With honors courses, RCBC aims to better teach - and attract - top students

Rowan College at Burlington County is experimenting with the creation of an honors program, offering higher-level courses that could attract top academic talent and boost students' applications when transferring to four-year colleges.

The Burlington County community college will begin with four courses this fall, the first step toward creation of an honors program that could help with student recruitment during a time of change for community colleges.

The courses, each with one 20-student section, will be General Chemistry I, Calculus I and Analytic Geometry, Composition II, and U.S. History I. Students with a minimum grade-point average of 3.2 can apply to take the courses, which will dive more deeply into content and be taught in more interactive ways.

"I'm going to move a little bit faster through the typical course material, and I'll be able to go a little bit deeper into the examples," said Laura Stewart, a chemistry instructor who chaired the faculty committee that has been working on the honors courses.

Within a year or two, RCBC president Paul Drayton said, he hopes to create a full honors program within the college. At several other New Jersey community colleges, including Camden County College, Raritan Valley Community College, and Brookdale Community College, honors programs include a full set of courses and additional extracurricular requirements.

Rowan College at Gloucester County, the community college formerly known as Gloucester County College, also is preparing to offer some honors courses this fall.

Community colleges have long been an affordable entry point into higher education, and programs such as the NJ STARS program for top high school graduates have encouraged students to attend two-year schools before transferring to a bachelor's program. Honors programs are particularly attractive to those students, college officials said.

"The real benefit is not just that I took three, four, five honors courses - that's great, and I did really well and that's on my transcript . . . but it's even more important," Drayton said, "if they can say, 'I graduated from an honors program.'"

Soon after the fall semester begins, Stewart said, the college will evaluate student and faculty demand for the four honors courses and plan the spring semester.
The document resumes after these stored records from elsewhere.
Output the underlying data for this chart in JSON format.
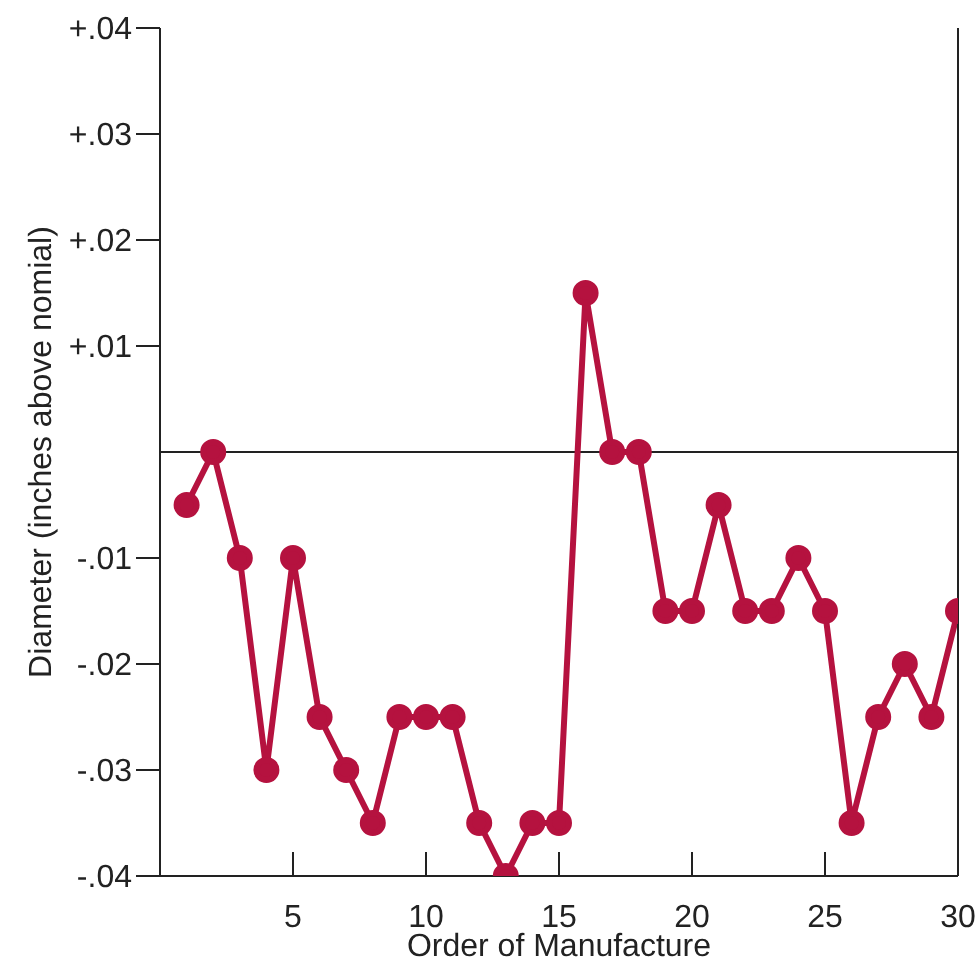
{
  "chart_data": {
    "type": "line",
    "xlabel": "Order of Manufacture",
    "ylabel": "Diameter (inches above nomial)",
    "x": [
      1,
      2,
      3,
      4,
      5,
      6,
      7,
      8,
      9,
      10,
      11,
      12,
      13,
      14,
      15,
      16,
      17,
      18,
      19,
      20,
      21,
      22,
      23,
      24,
      25,
      26,
      27,
      28,
      29,
      30
    ],
    "series": [
      {
        "color": "#b5123f",
        "values": [
          -0.005,
          0,
          -0.01,
          -0.03,
          -0.01,
          -0.025,
          -0.03,
          -0.035,
          -0.025,
          -0.025,
          -0.025,
          -0.035,
          -0.04,
          -0.035,
          -0.035,
          0.015,
          0,
          0,
          -0.015,
          -0.015,
          -0.005,
          -0.015,
          -0.015,
          -0.01,
          -0.015,
          -0.035,
          -0.025,
          -0.02,
          -0.025,
          -0.015
        ]
      }
    ],
    "xlim": [
      0,
      30
    ],
    "xticks": [
      5,
      10,
      15,
      20,
      25,
      30
    ],
    "ylim": [
      -0.04,
      0.04
    ],
    "yticks": [
      {
        "value": 0.04,
        "label": "+.04"
      },
      {
        "value": 0.03,
        "label": "+.03"
      },
      {
        "value": 0.02,
        "label": "+.02"
      },
      {
        "value": 0.01,
        "label": "+.01"
      },
      {
        "value": -0.01,
        "label": "-.01"
      },
      {
        "value": -0.02,
        "label": "-.02"
      },
      {
        "value": -0.03,
        "label": "-.03"
      },
      {
        "value": -0.04,
        "label": "-.04"
      }
    ],
    "ref_lines": [
      {
        "axis": "y",
        "value": 0,
        "color": "#222222"
      }
    ],
    "marker": "circle",
    "line_style": "solid",
    "grid": false,
    "legend": false
  }
}
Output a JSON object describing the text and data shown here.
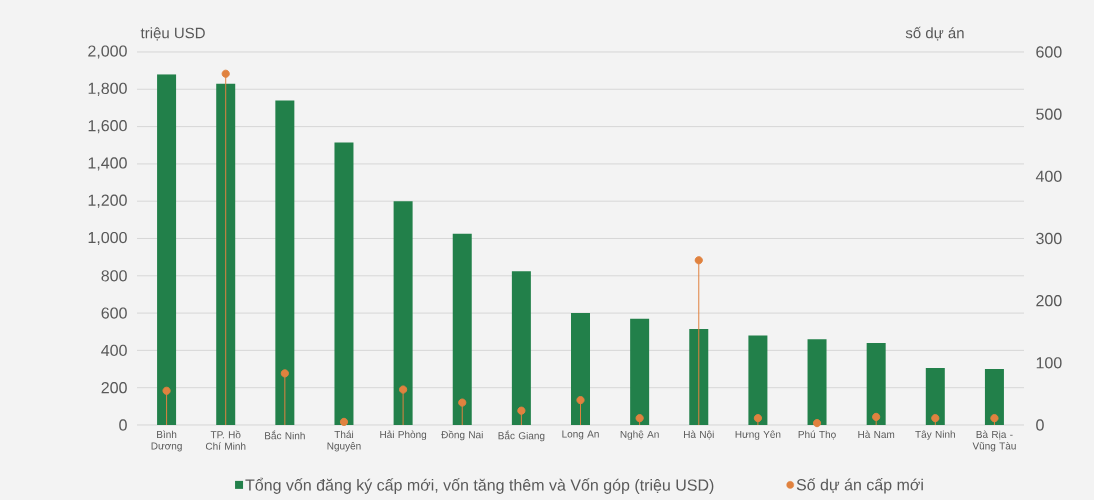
{
  "chart_data": {
    "type": "bar",
    "categories": [
      "Bình Dương",
      "TP. Hồ Chí Minh",
      "Bắc Ninh",
      "Thái Nguyên",
      "Hải Phòng",
      "Đồng Nai",
      "Bắc Giang",
      "Long An",
      "Nghệ An",
      "Hà Nội",
      "Hưng Yên",
      "Phú Thọ",
      "Hà Nam",
      "Tây Ninh",
      "Bà Rịa - Vũng Tàu"
    ],
    "series": [
      {
        "name": "Tổng vốn đăng ký cấp mới, vốn tăng thêm và Vốn góp (triệu USD)",
        "color": "#22804a",
        "values": [
          1880,
          1830,
          1740,
          1515,
          1200,
          1025,
          825,
          600,
          570,
          515,
          480,
          460,
          440,
          305,
          300
        ]
      },
      {
        "name": "Số dự án cấp mới",
        "type": "lollipop",
        "axis": "y2",
        "color": "#e0823f",
        "values": [
          55,
          565,
          83,
          5,
          57,
          36,
          23,
          40,
          11,
          265,
          11,
          3,
          13,
          11,
          11
        ]
      }
    ],
    "ylabel": "triệu USD",
    "y2label": "số dự án",
    "ylim": [
      0,
      2000
    ],
    "yticks": [
      0,
      200,
      400,
      600,
      800,
      {
        "value": 1000,
        "label": "1,000"
      },
      {
        "value": 1200,
        "label": "1,200"
      },
      {
        "value": 1400,
        "label": "1,400"
      },
      {
        "value": 1600,
        "label": "1,600"
      },
      {
        "value": 1800,
        "label": "1,800"
      },
      {
        "value": 2000,
        "label": "2,000"
      }
    ],
    "y2lim": [
      0,
      600
    ],
    "y2ticks": [
      0,
      100,
      200,
      300,
      400,
      500,
      600
    ],
    "grid": "y",
    "legend": "bottom",
    "marker": "circle"
  }
}
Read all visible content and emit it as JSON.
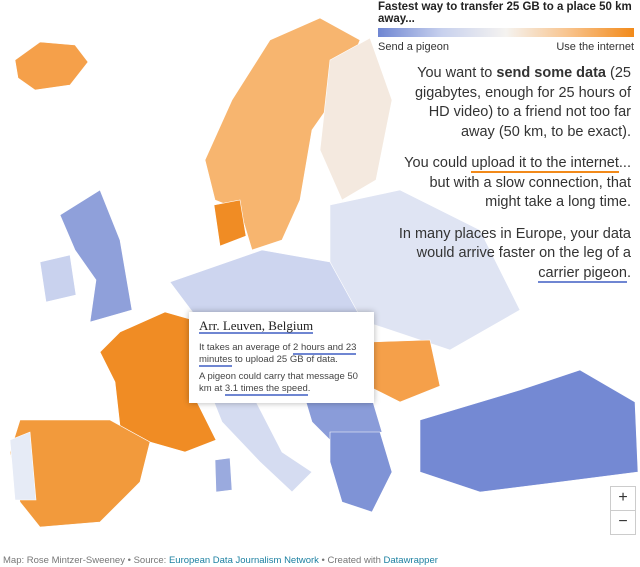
{
  "legend": {
    "title": "Fastest way to transfer 25 GB to a place 50 km away...",
    "left_label": "Send a pigeon",
    "right_label": "Use the internet"
  },
  "intro": [
    [
      "You want to ",
      "send some data",
      " (25 gigabytes, enough for 25 hours of HD video) to a friend not too far away (50 km, to be exact)."
    ],
    [
      "You could ",
      "upload it to the internet",
      "... but with a slow connection, that might take a long time."
    ],
    [
      "In many places in Europe, your data would arrive faster on the leg of a ",
      "carrier pigeon",
      "."
    ]
  ],
  "tooltip": {
    "title": "Arr. Leuven, Belgium",
    "line1": [
      "It takes an average of ",
      "2 hours and 23 minutes",
      " to upload 25 GB of data."
    ],
    "line2": [
      "A pigeon could carry that message 50 km at ",
      "3.1 times the speed",
      "."
    ]
  },
  "zoom": {
    "in": "+",
    "out": "−"
  },
  "footer": [
    "Map: Rose Mintzer-Sweeney • Source: ",
    "European Data Journalism Network",
    " • Created with ",
    "Datawrapper"
  ]
}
Justin Ryan, 26, a chemical engineering student from Eastampton who is graduating this spring, said he "unfortunately" did not have the honors chemistry option but could see its appeal.

The general chemistry courses - five dozen students in a lecture hall - have engaged, interested science majors like Ryan and what he described as "students who had to take a science course because it's required."

That mix means some students are bored, some students are lost, and dozens are somewhere in between.

"That's always the case. So the course sometimes gets slowed down a bit for these students who aren't as prepared or as familiar with the material," Ryan said.

When Stewart teaches the honors General Chemistry I course this fall, she said, the content would be deeper but she also would teach differently: more student-driven activities, more work in small groups, more problem-solving assignments.

That's the kind of approach Ryan saw when he took more advanced chemistry courses.

"It was a bit better going from an environment where not everybody cares, and a good chunk of people aren't paying attention, to an environment where most of the class knows what's going on," he said. "So there's more of an active discussion, you can learn not just from the teacher but kind of learn from other people around, who are also trying to figure out the same thing."

Offering the honors courses also could benefit students in the traditional courses, said Terrence Sherlock, a chemistry professor at RCBC for 15 years.

"A smaller class of students who feel more homogeneous, so to speak, they're more likely to be less intimidated by the students who know all the answers right away," Sherlock said. "So it's a win-win for both sides."Creation of an honors program also would be a win for the college, its president said, because it could help with recruitment and enrollment.

"If we're providing this level of academic excellence, it puts us in a position where we're able to recruit the top students," Drayton said.

"You give those students an opportunity and a pathway to honors programs, honors courses, I think it helps us . . . from a recruiting standpoint and from a competitive standpoint."